Even the Chosen One eats at Five Guys, Random Stranger. Get with the now.

In response to a post that I wrote last month criticizing In-N-Out, Random Stranger recently wrote -
"Cristin should be glad I'm moving further away from her, because if I was within a ten-hour drive of her, I'd show up at her door and punch her right in her mouth."
My thoughts, in this order, were -

1. Perhaps I should have attended the self-defense class last Saturday that promised how to teach me to use a kitchen knife like a Navy SEAL.

2. Punch me in the mouth? Well, then I'm going to have to knee him in the groin.

3. For a native Californian to admit that another fast food place is better than In-N-Out is comparable to a Mormon condemning the temple. I have obviously committed blasphemy, but how can I go back now? In the fast food world, In-N-Out is leagues ahead of McDogfood and Burger King, but at the end of the day their hamburgers still consist of a wimpy piece of meat with way too much sauce. Five Guys may cost a little more, but at least they offer more options. I won't even begin to go into a comparison of their fries since even an idiot knows you can't defend In-N-Out's fries.

Verdict: Random Stranger has poor judgment and bad taste. (Proof indicated by his inclination to beat up women and blue-haired senior picture below.)


  1. I was laughing to myself, thinking that the freaky blue-haired Random Stranger guy kinda looked like my wonderful, caring, considerate former home teacher, Brandon M. Then I took a peek at Random Stranger's blog...

    NAUGHTY BOY, BRANDON! We don't hit girls!

  2. 5 Guys beats In N Out hands down. Plus you odn't have to know some secret lingo to order what you want there.

  3. That's a low blow, lady. And what's a girl from Yuma, AZ doing claiming to be a native Californian?

  4. I must confess that I've avoided trying 5 Guys. I'm pretty sure I'd love it and I'm very sure that love would be bad for me. Sigh. One of these days.

  5. Ok, Cristin, I am going to have to disagree with you on Five Guys.
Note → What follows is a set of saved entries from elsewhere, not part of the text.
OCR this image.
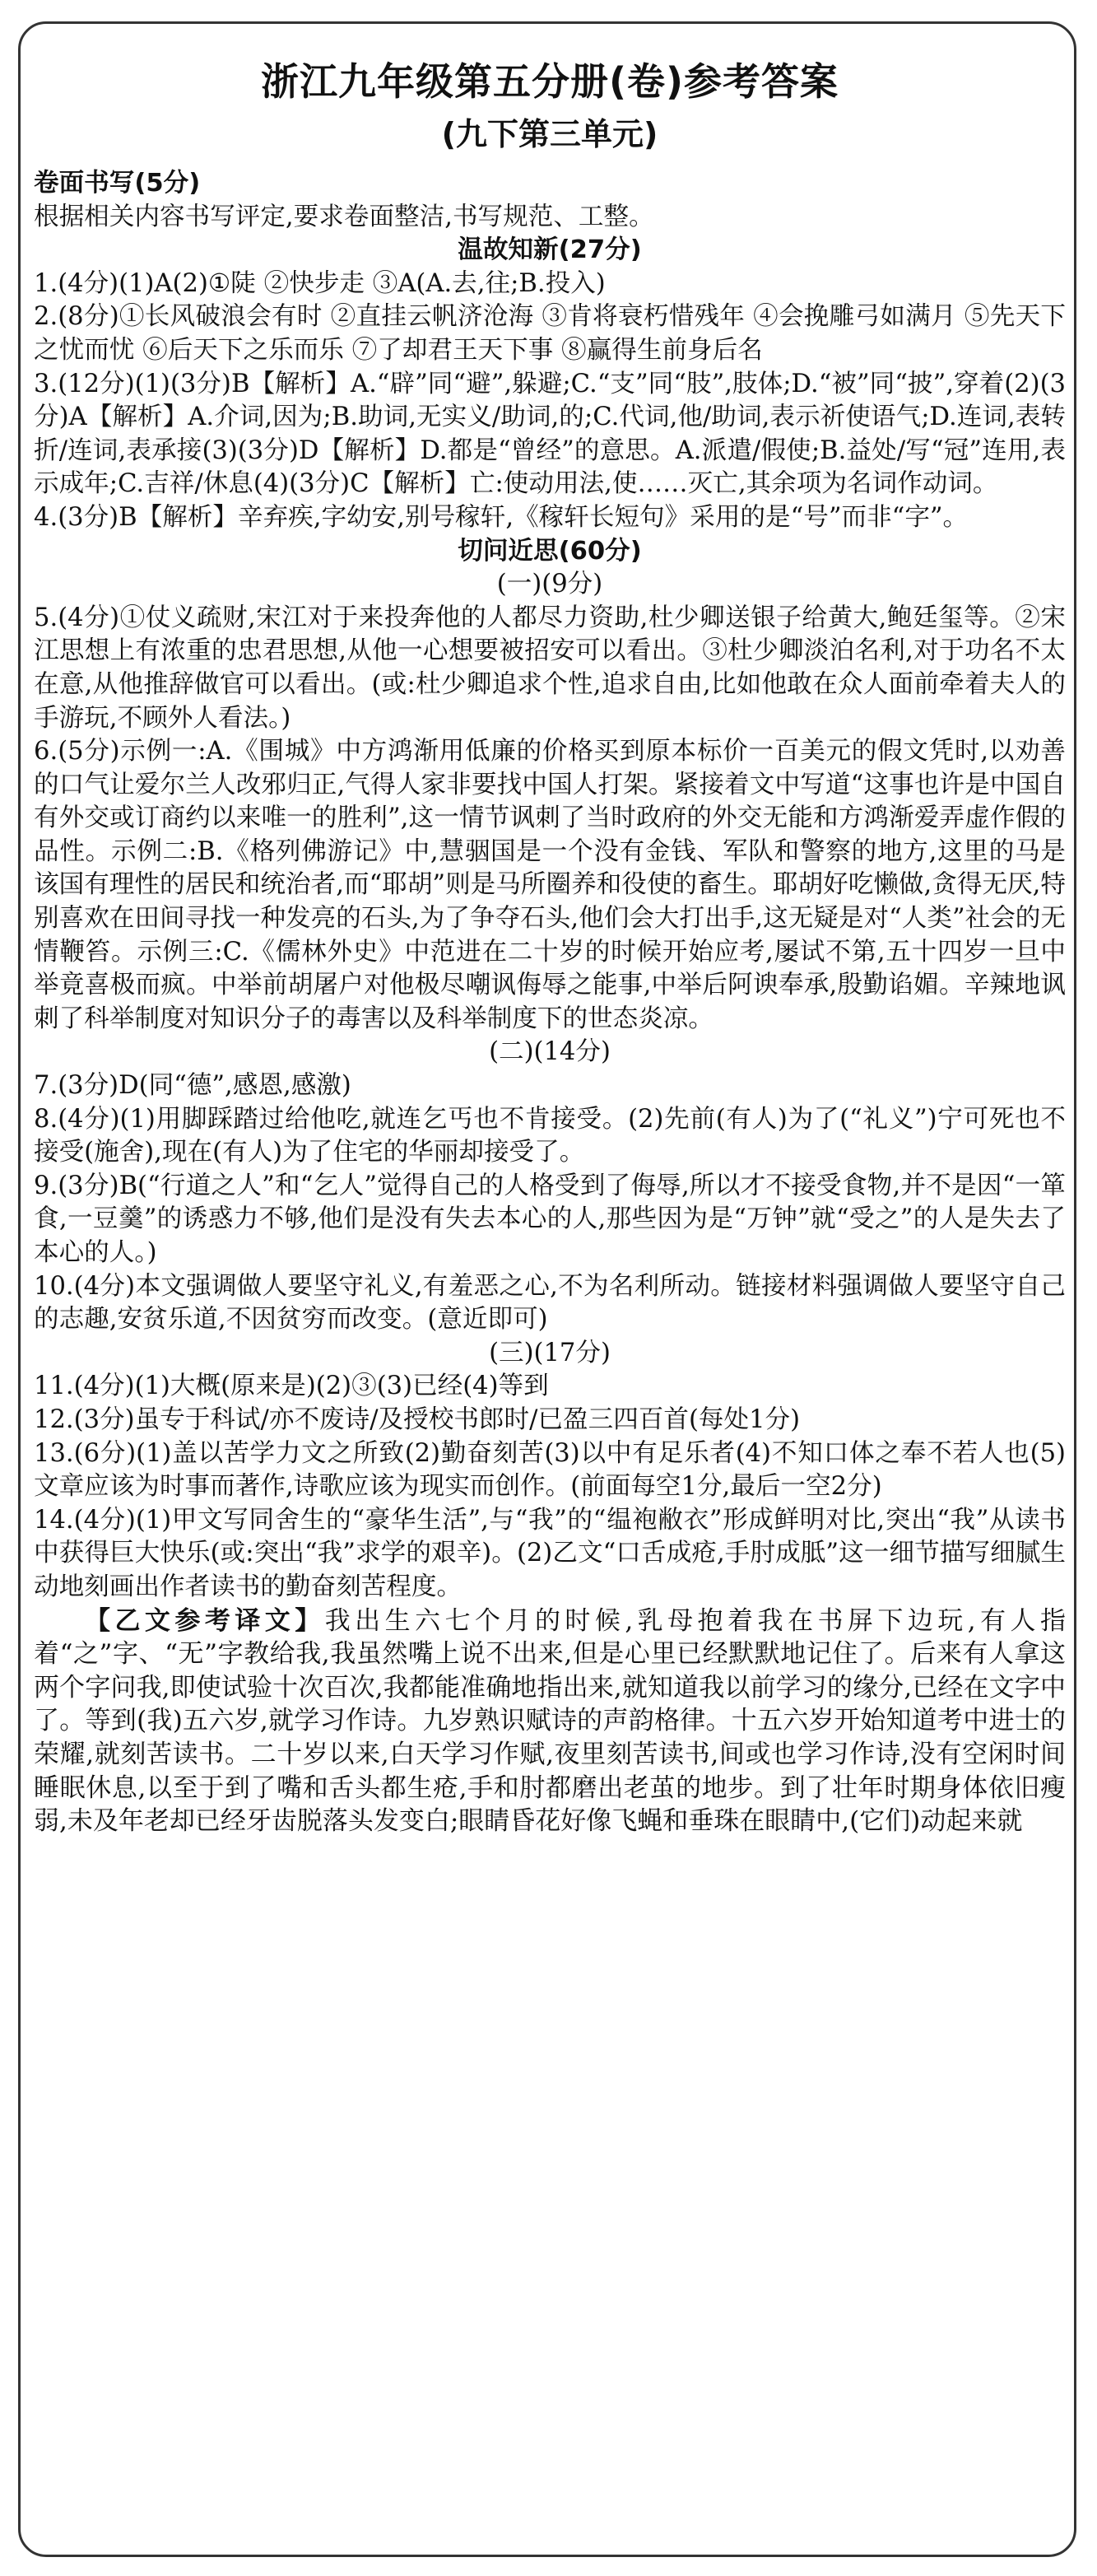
浙江九年级第五分册(卷)参考答案

(九下第三单元)

卷面书写(5分)

根据相关内容书写评定,要求卷面整洁,书写规范、工整。

温故知新(27分)

1.(4分)(1)A(2)①陡 ②快步走 ③A(A.去,往;B.投入)

2.(8分)①长风破浪会有时 ②直挂云帆济沧海 ③肯将衰朽惜残年 ④会挽雕弓如满月 ⑤先天下之忧而忧 ⑥后天下之乐而乐 ⑦了却君王天下事 ⑧赢得生前身后名

3.(12分)(1)(3分)B【解析】A.“辟”同“避”,躲避;C.“支”同“肢”,肢体;D.“被”同“披”,穿着(2)(3分)A【解析】A.介词,因为;B.助词,无实义/助词,的;C.代词,他/助词,表示祈使语气;D.连词,表转折/连词,表承接(3)(3分)D【解析】D.都是“曾经”的意思。A.派遣/假使;B.益处/写“冠”连用,表示成年;C.吉祥/休息(4)(3分)C【解析】亡:使动用法,使……灭亡,其余项为名词作动词。

4.(3分)B【解析】辛弃疾,字幼安,别号稼轩,《稼轩长短句》采用的是“号”而非“字”。

切问近思(60分)

(一)(9分)

5.(4分)①仗义疏财,宋江对于来投奔他的人都尽力资助,杜少卿送银子给黄大,鲍廷玺等。②宋江思想上有浓重的忠君思想,从他一心想要被招安可以看出。③杜少卿淡泊名利,对于功名不太在意,从他推辞做官可以看出。(或:杜少卿追求个性,追求自由,比如他敢在众人面前牵着夫人的手游玩,不顾外人看法。)

6.(5分)示例一:A.《围城》中方鸿渐用低廉的价格买到原本标价一百美元的假文凭时,以劝善的口气让爱尔兰人改邪归正,气得人家非要找中国人打架。紧接着文中写道“这事也许是中国自有外交或订商约以来唯一的胜利”,这一情节讽刺了当时政府的外交无能和方鸿渐爱弄虚作假的品性。示例二:B.《格列佛游记》中,慧骃国是一个没有金钱、军队和警察的地方,这里的马是该国有理性的居民和统治者,而“耶胡”则是马所圈养和役使的畜生。耶胡好吃懒做,贪得无厌,特别喜欢在田间寻找一种发亮的石头,为了争夺石头,他们会大打出手,这无疑是对“人类”社会的无情鞭笞。示例三:C.《儒林外史》中范进在二十岁的时候开始应考,屡试不第,五十四岁一旦中举竟喜极而疯。中举前胡屠户对他极尽嘲讽侮辱之能事,中举后阿谀奉承,殷勤谄媚。辛辣地讽刺了科举制度对知识分子的毒害以及科举制度下的世态炎凉。

(二)(14分)

7.(3分)D(同“德”,感恩,感激)

8.(4分)(1)用脚踩踏过给他吃,就连乞丐也不肯接受。(2)先前(有人)为了(“礼义”)宁可死也不接受(施舍),现在(有人)为了住宅的华丽却接受了。

9.(3分)B(“行道之人”和“乞人”觉得自己的人格受到了侮辱,所以才不接受食物,并不是因“一箪食,一豆羹”的诱惑力不够,他们是没有失去本心的人,那些因为是“万钟”就“受之”的人是失去了本心的人。)

10.(4分)本文强调做人要坚守礼义,有羞恶之心,不为名利所动。链接材料强调做人要坚守自己的志趣,安贫乐道,不因贫穷而改变。(意近即可)

(三)(17分)

11.(4分)(1)大概(原来是)(2)③(3)已经(4)等到

12.(3分)虽专于科试/亦不废诗/及授校书郎时/已盈三四百首(每处1分)

13.(6分)(1)盖以苦学力文之所致(2)勤奋刻苦(3)以中有足乐者(4)不知口体之奉不若人也(5)文章应该为时事而著作,诗歌应该为现实而创作。(前面每空1分,最后一空2分)

14.(4分)(1)甲文写同舍生的“豪华生活”,与“我”的“缊袍敝衣”形成鲜明对比,突出“我”从读书中获得巨大快乐(或:突出“我”求学的艰辛)。(2)乙文“口舌成疮,手肘成胝”这一细节描写细腻生动地刻画出作者读书的勤奋刻苦程度。

【乙文参考译文】我出生六七个月的时候,乳母抱着我在书屏下边玩,有人指着“之”字、“无”字教给我,我虽然嘴上说不出来,但是心里已经默默地记住了。后来有人拿这两个字问我,即使试验十次百次,我都能准确地指出来,就知道我以前学习的缘分,已经在文字中了。等到(我)五六岁,就学习作诗。九岁熟识赋诗的声韵格律。十五六岁开始知道考中进士的荣耀,就刻苦读书。二十岁以来,白天学习作赋,夜里刻苦读书,间或也学习作诗,没有空闲时间睡眠休息,以至于到了嘴和舌头都生疮,手和肘都磨出老茧的地步。到了壮年时期身体依旧瘦弱,未及年老却已经牙齿脱落头发变白;眼睛昏花好像飞蝇和垂珠在眼睛中,(它们)动起来就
You forgot to mention how it is five times as expensive as In-n-out. Shortly after we moved to Atlanta I was hoping to find a good burger place to replace In-n-Out, but was sadly disappointed with the price and really wasn't a fan of the food

    Fortunately, we have found a place just around the corner from us that does have really good burgers and fries that I would have to admit may just be better than In-n-Out, it, too, is expensive so we don't get it as often. Sorry it is not a chain.

  6. Hahahaha. I really don't know what else to say. Wow.

  7. Disclaimer: I am a native Californian who lives in the land-of-Five_guys and I really genuinely love In-n-Out. I have eaten at both joints so many times. Long-term I just have to go with In-n-Out. But I concede that you are right on the fires...plus the Five Guys near me has malt vinegar for fries, and that eases the pain of not having an In-n-Out nearby. I also thought your post was hilarious and glad you so kindly put the blue-haired-boy in his place.

  8. Ive worked at 5 guys before in North Carolina, and it was amazing. I love that they are in Utah now. Best burgers Ive ever had!

  9. Yeah, that random stranger of yours is actually my ex-boyfriend. Sounds like I avoided a potentially abusive relationship. hahahahaha.

  10. This topic has almost led my husband and me to divorce. He's all about 5 guys, I think they're good but don't hold a candle to In 'N Out (but then again as a So.Cal girl I am biased...) For the sake of our marriage we agree to disagree. Luckily he hasn't threatened to punch me in the mouth.

  11. I have not tried 5 Guys, but it would be very hard to beat In-n-Out. Now a guy with blue hair, that would not be hard to beat (up).